Why do people expect under $15-20K 40+ year old boats to be in Bristol A+ shape is beyond my understanding. Of course it'll have a number of issues and some may even be fatal if, and this "if" is important, if the buyer plans the boat to outlive him or her. Otherwise at say $10-12-15K purchase price
it would be a decent enough boat to enjoy for the next 2-3 years/seasons and then to sell if needed for say $5-7-10K. Making the cost of having a decent enough 37 footer less then $2-3K per year. I'm sure one will always be able to find a buyer or two for a 45 year old 37 footer at $5-7K. Just the engine
, all systems, teak
, etc. on her are worth that much if parted out on ebay.

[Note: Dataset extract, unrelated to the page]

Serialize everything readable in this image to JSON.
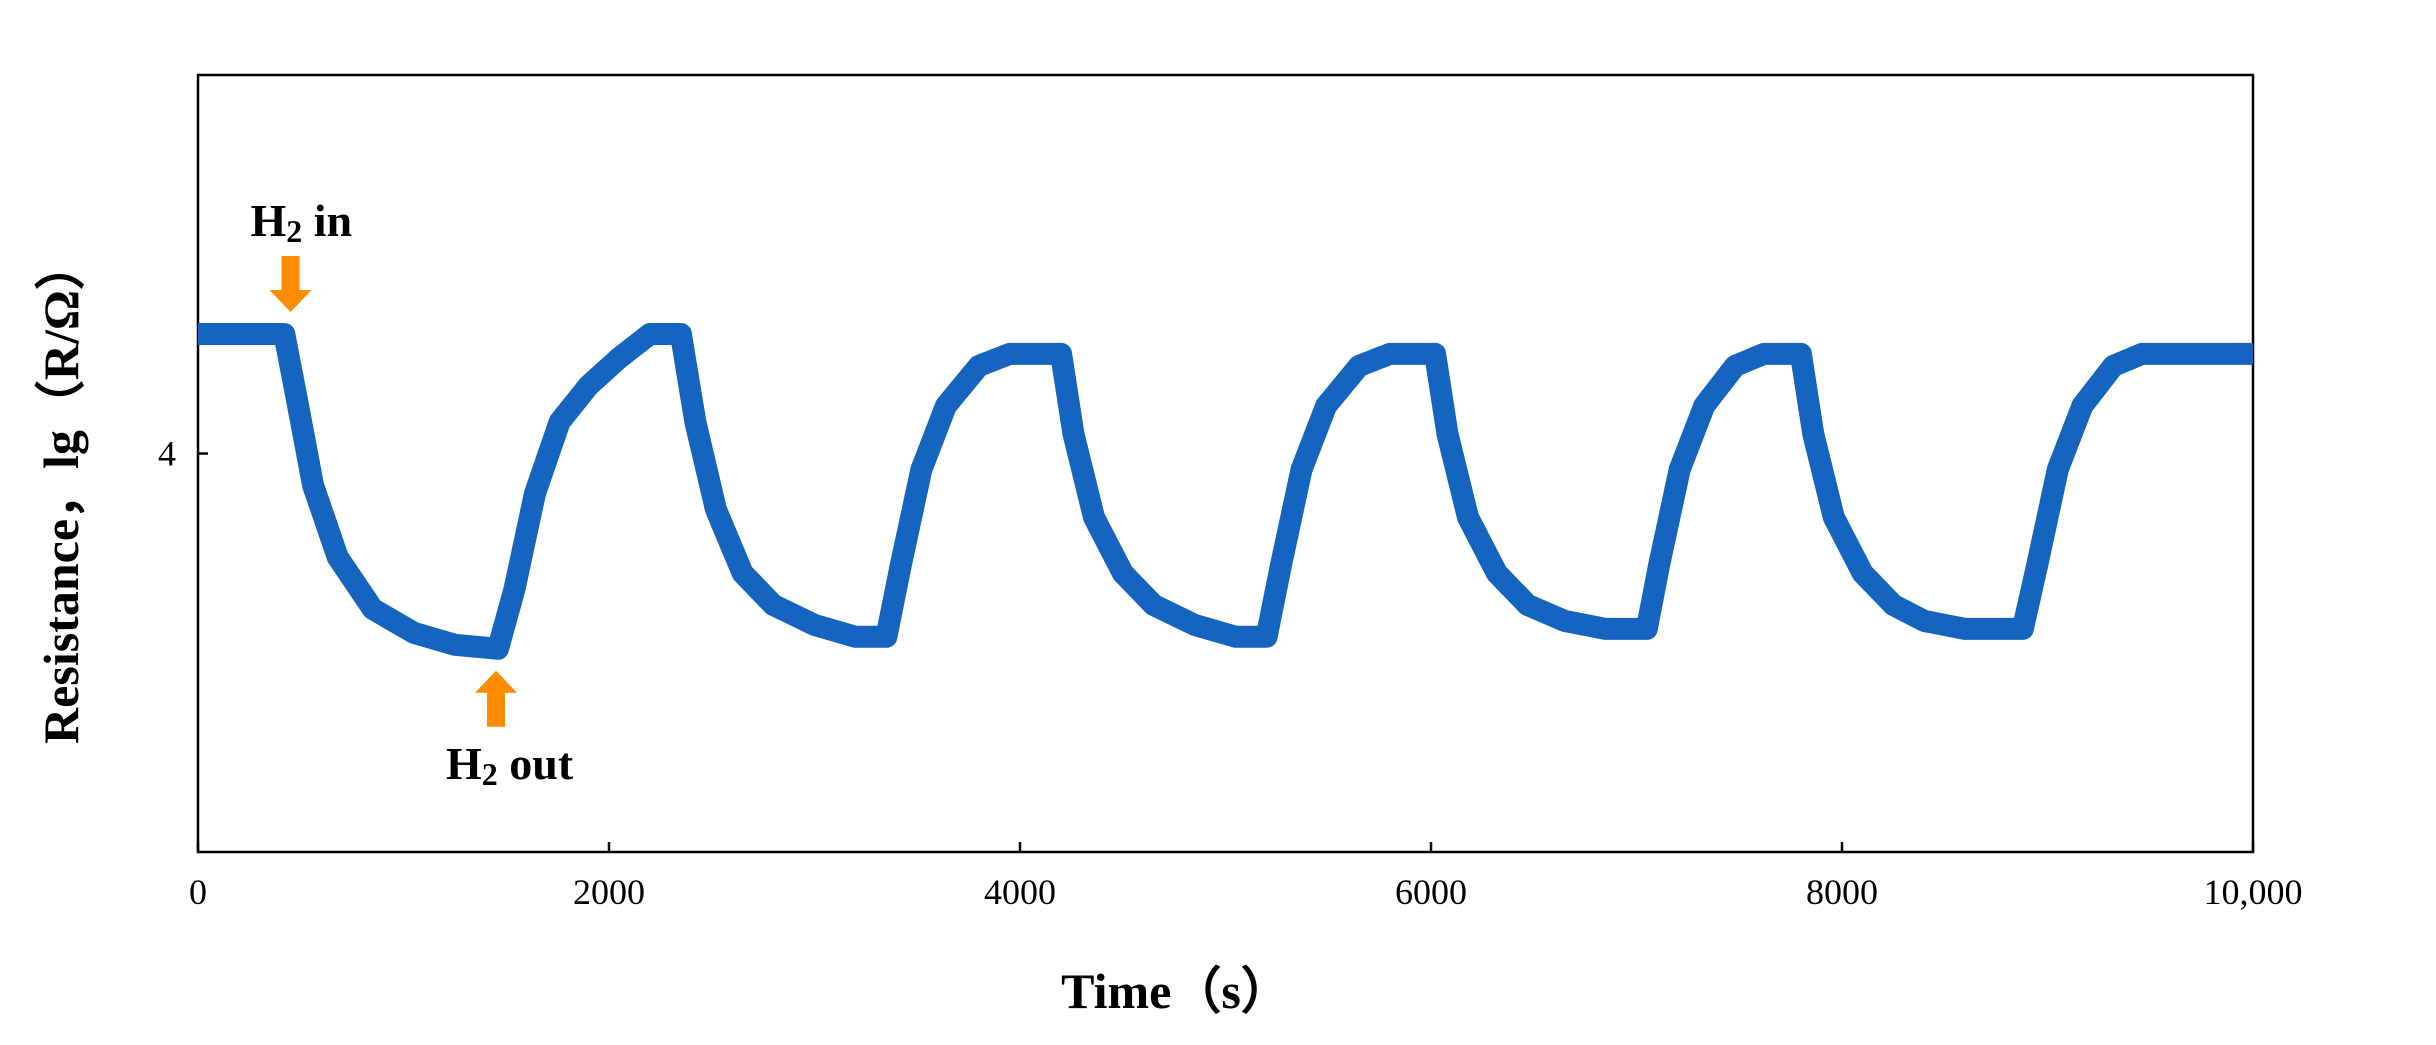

Now, if marina costs, haul outs, etc. are too much for the buyer to risk when buying
such a boat that's another issue and may be more indicative of the buyers' financial ability to be a boat owner then the risk of boat turning out to be in poor shape. After all if he buys the boat at say $12K and has to dispose of her 6 months later at $3K cost of disposal it is still much smaller loss than buying
a Bristol shape boat for $100K and having to sell her asap (for whatever reason) at $80K, less the broker's commission. This is the thinking and the approach IMO that should be applied in this situation.
Now, if one cannot stomach a $15K loss on a boat, any boat, one may not be ready to be a boat owner of any type/age/make/cost of a boat.